Читаем Споры по существу полностью

Но все чаще получалось так, что какое-нибудь не очень крупное открытие бросало тень на доброе имя сформулированного закона, — и пошло, пошло... Закон заменяли новым, откорректированным, однако рано или поздно его ждала та же участь. Биологам стало ясно, что они упустили важное отличие живого от неживого и без ответа на вопрос «для чего?» уже не обойтись.


Одной из попыток ответа и было утверждение, что цель живого организма — «выжить». Это, мол, служит движущей силой дарвиновского механизма естественного отбора.
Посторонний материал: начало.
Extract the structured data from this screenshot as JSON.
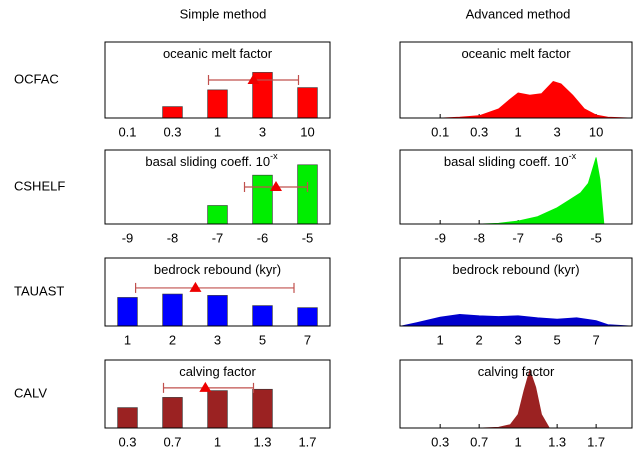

Однако математический анализ проблемы, предпринятый Бернштейном, продемонстрировал иное: выживание следует из простого математического уравнения, согласно которому более приспособленные животные  б ы с т р е е  отбирают пищу у менее приспособленных к данным условиям существования, и «аутсайдеры» вымирают.


Этот финал с роковой неизбежностью наступает всюду, где имеют место динамические процессы, — то есть повсюду на Земле и в космосе, если там где-нибудь есть жизнь. Но вот борьба ли это за существование?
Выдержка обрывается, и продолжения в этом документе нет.